While the health benefits from all types of exercise are indisputable – and keep us feeling and looking younger – there are different types of exercise that stimulate various, but specific, age-defying responses in our bodies.
Now recent research adds more evidence that high-intensity interval training is a superior method of exercise for guarding and even reversing some of the detrimental changes in our cells as we age.
While it is different from resistance training, HIIT involves repeating short bouts of activity at very high intensities followed by low-intensity periods. An example of HIIT at its most basic would be a combination of repeated sprints with walking in between. In a short length of exercise time, HIIT has the ability to increase mitochondrial content. Mitochondria are the powerhouses of the cell and help create energy. As we age their content reduces, which diminishes our ability to produce energy – resulting in more rapid fatigue.

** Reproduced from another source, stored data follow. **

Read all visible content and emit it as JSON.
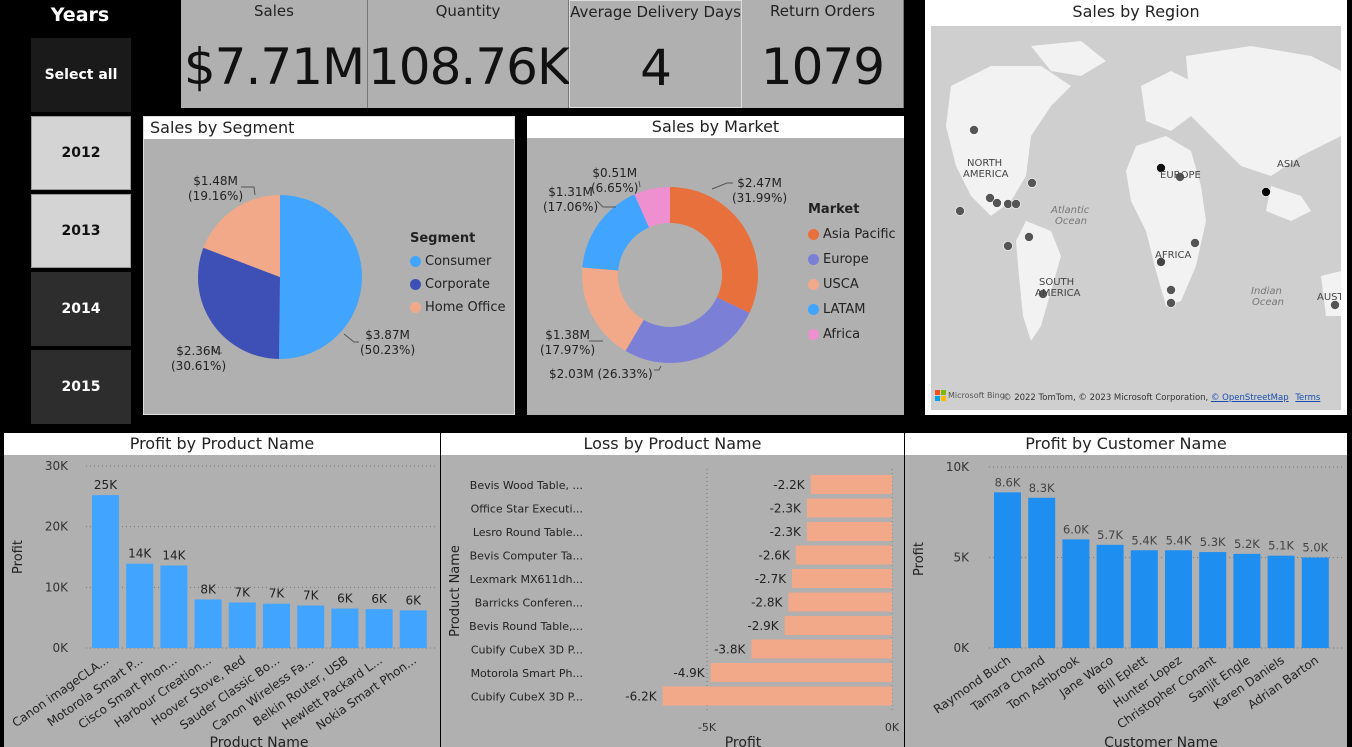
{
  "slicer": {
    "title": "Years",
    "items": [
      {
        "label": "Select all",
        "style": "sel"
      },
      {
        "label": "2012",
        "style": "light"
      },
      {
        "label": "2013",
        "style": "light"
      },
      {
        "label": "2014",
        "style": "dark"
      },
      {
        "label": "2015",
        "style": "dark"
      }
    ]
  },
  "kpis": [
    {
      "label": "Sales",
      "value": "$7.71M"
    },
    {
      "label": "Quantity",
      "value": "108.76K"
    },
    {
      "label": "Average Delivery Days",
      "value": "4"
    },
    {
      "label": "Return Orders",
      "value": "1079"
    }
  ],
  "map": {
    "title": "Sales by Region",
    "labels": [
      "NORTH\nAMERICA",
      "EUROPE",
      "ASIA",
      "AFRICA",
      "SOUTH\nAMERICA",
      "Atlantic\nOcean",
      "Indian\nOcean",
      "AUST"
    ],
    "bing_logo": "Microsoft Bing",
    "copyright": "© 2022 TomTom, © 2023 Microsoft Corporation,",
    "osm_link": "© OpenStreetMap",
    "terms_link": "Terms"
  },
  "segment": {
    "title": "Sales by Segment",
    "legend_title": "Segment",
    "labels": [
      {
        "value": "$3.87M",
        "pct": "(50.23%)"
      },
      {
        "value": "$2.36M",
        "pct": "(30.61%)"
      },
      {
        "value": "$1.48M",
        "pct": "(19.16%)"
      }
    ]
  },
  "market": {
    "title": "Sales by Market",
    "legend_title": "Market",
    "labels": [
      {
        "value": "$2.47M",
        "pct": "(31.99%)"
      },
      {
        "value": "$2.03M (26.33%)",
        "pct": ""
      },
      {
        "value": "$1.38M",
        "pct": "(17.97%)"
      },
      {
        "value": "$1.31M",
        "pct": "(17.06%)"
      },
      {
        "value": "$0.51M",
        "pct": "(6.65%)"
      }
    ]
  },
  "profit_product": {
    "title": "Profit by Product Name",
    "ylabel": "Profit",
    "xlabel": "Product Name",
    "yticks": [
      "30K",
      "20K",
      "10K",
      "0K"
    ]
  },
  "loss_product": {
    "title": "Loss by Product Name",
    "ylabel": "Product Name",
    "xlabel": "Profit",
    "xticks": [
      "-5K",
      "0K"
    ]
  },
  "profit_customer": {
    "title": "Profit by Customer Name",
    "ylabel": "Profit",
    "xlabel": "Customer Name",
    "yticks": [
      "10K",
      "5K",
      "0K"
    ]
  },
  "colors": {
    "consumer": "#41A4FF",
    "corporate": "#3E4FB5",
    "home_office": "#F2A98A",
    "asia_pacific": "#E8703C",
    "europe": "#7B7FD6",
    "usca": "#F2A98A",
    "latam": "#41A4FF",
    "africa": "#EE8FD0",
    "bar_blue": "#41A4FF",
    "bar_blue2": "#1E8EF0",
    "bar_salmon": "#F2A98A"
  },
  "chart_data": [
    {
      "type": "pie",
      "title": "Sales by Segment",
      "categories": [
        "Consumer",
        "Corporate",
        "Home Office"
      ],
      "values": [
        3.87,
        2.36,
        1.48
      ],
      "percents": [
        50.23,
        30.61,
        19.16
      ],
      "unit": "$M"
    },
    {
      "type": "pie",
      "subtype": "donut",
      "title": "Sales by Market",
      "categories": [
        "Asia Pacific",
        "Europe",
        "USCA",
        "LATAM",
        "Africa"
      ],
      "values": [
        2.47,
        2.03,
        1.38,
        1.31,
        0.51
      ],
      "percents": [
        31.99,
        26.33,
        17.97,
        17.06,
        6.65
      ],
      "unit": "$M"
    },
    {
      "type": "bar",
      "title": "Profit by Product Name",
      "xlabel": "Product Name",
      "ylabel": "Profit",
      "categories": [
        "Canon imageCLA...",
        "Motorola Smart P...",
        "Cisco Smart Phon...",
        "Harbour Creation...",
        "Hoover Stove, Red",
        "Sauder Classic Bo...",
        "Canon Wireless Fa...",
        "Belkin Router, USB",
        "Hewlett Packard L...",
        "Nokia Smart Phon..."
      ],
      "values": [
        25000,
        14000,
        14000,
        8000,
        7000,
        7000,
        7000,
        6000,
        6000,
        6000
      ],
      "data_labels": [
        "25K",
        "14K",
        "14K",
        "8K",
        "7K",
        "7K",
        "7K",
        "6K",
        "6K",
        "6K"
      ],
      "heights": [
        25.2,
        13.9,
        13.6,
        8.0,
        7.5,
        7.3,
        7.0,
        6.5,
        6.4,
        6.2
      ],
      "ylim": [
        0,
        30000
      ]
    },
    {
      "type": "bar",
      "orientation": "horizontal",
      "title": "Loss by Product Name",
      "xlabel": "Profit",
      "ylabel": "Product Name",
      "categories": [
        "Bevis Wood Table, ...",
        "Office Star Executi...",
        "Lesro Round Table...",
        "Bevis Computer Ta...",
        "Lexmark MX611dh...",
        "Barricks Conferen...",
        "Bevis Round Table,...",
        "Cubify CubeX 3D P...",
        "Motorola Smart Ph...",
        "Cubify CubeX 3D P..."
      ],
      "values": [
        -2200,
        -2300,
        -2300,
        -2600,
        -2700,
        -2800,
        -2900,
        -3800,
        -4900,
        -6200
      ],
      "data_labels": [
        "-2.2K",
        "-2.3K",
        "-2.3K",
        "-2.6K",
        "-2.7K",
        "-2.8K",
        "-2.9K",
        "-3.8K",
        "-4.9K",
        "-6.2K"
      ],
      "xlim": [
        -6500,
        0
      ]
    },
    {
      "type": "bar",
      "title": "Profit by Customer Name",
      "xlabel": "Customer Name",
      "ylabel": "Profit",
      "categories": [
        "Raymond Buch",
        "Tamara Chand",
        "Tom Ashbrook",
        "Jane Waco",
        "Bill Eplett",
        "Hunter Lopez",
        "Christopher Conant",
        "Sanjit Engle",
        "Karen Daniels",
        "Adrian Barton"
      ],
      "values": [
        8600,
        8300,
        6000,
        5700,
        5400,
        5400,
        5300,
        5200,
        5100,
        5000
      ],
      "data_labels": [
        "8.6K",
        "8.3K",
        "6.0K",
        "5.7K",
        "5.4K",
        "5.4K",
        "5.3K",
        "5.2K",
        "5.1K",
        "5.0K"
      ],
      "ylim": [
        0,
        10000
      ]
    }
  ]
}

Recently published in the journal of Cell Metabolism, researchers from the Mayo Clinic in Rochester, Minnesota found HIIT boosted the ability of the mitochondria within cells to generate energy 20 percent more in older versus younger subjects.
The study recruited participants into two distinct age groups: young (18 to 30 years) or older (65 to 80 years) with a goal of an equal number of men and women. The study then randomized the subjects into three groups of interval training, weight training, or a combination of the two for 12 weeks. Muscle biopsies were taken before and after to measure the impact on their muscle cells.

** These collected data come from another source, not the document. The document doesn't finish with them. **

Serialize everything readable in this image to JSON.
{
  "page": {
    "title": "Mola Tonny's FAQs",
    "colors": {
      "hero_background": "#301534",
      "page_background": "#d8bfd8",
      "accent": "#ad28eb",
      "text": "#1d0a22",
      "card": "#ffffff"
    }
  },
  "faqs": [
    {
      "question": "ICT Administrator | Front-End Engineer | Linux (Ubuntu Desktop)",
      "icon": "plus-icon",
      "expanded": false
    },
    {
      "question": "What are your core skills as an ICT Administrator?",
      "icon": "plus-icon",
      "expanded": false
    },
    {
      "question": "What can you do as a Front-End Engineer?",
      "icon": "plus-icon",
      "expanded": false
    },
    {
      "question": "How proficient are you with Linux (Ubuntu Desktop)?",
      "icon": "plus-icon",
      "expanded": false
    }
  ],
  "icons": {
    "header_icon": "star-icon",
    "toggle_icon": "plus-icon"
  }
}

The study found that HIIT improved cardiovascular fitness, insulin sensitivity, mitochondrial respiration, and fat-free mass in both age groups. Weight training improved fat-free mass and insulin sensitivity in both age groups while the combination training had lesser gains, perhaps due to differences in training intensity.
In comparison to the other conditions, HIIT increased gene expression involved in mitochondrial production. But the greater expression was more profound in older adults. The research suggests HIIT could achieve its beneficial effects regardless of age.
Besides the mitochondrial changes, HIIT subjects also saw surges in lung, heart, and circulation health. The amount of oxygen they could inhale and consume rose significantly – by 28 percent in the younger group and by 17 percent in the older group. HIIT also had a positive effect on muscle, but not to the same extent as with weight training. Weight training triggered none of the mitochondrial and respiratory benefits that HIIT did.
HIIT is an excellent way to reap some unique health benefits and addresses many deficits as we age. While sprinting may not be the best choice for everyone, the concept can be applied to many forms of exercise including cycling, the elliptical machine, and swimming.
Robinson MM, Dasari S, Konopka AR, Johnson ML, Manjunatha S, Esponda RR, Carter RE, Lanza IR & Nair KS. Enhanced Protein Translation Underlies Improved Metabolic and Physical Adaptations to Different Exercise Training Modes in Young and Old Humans. Cell Metab. 2017 Mar 7; 25(3):581-592.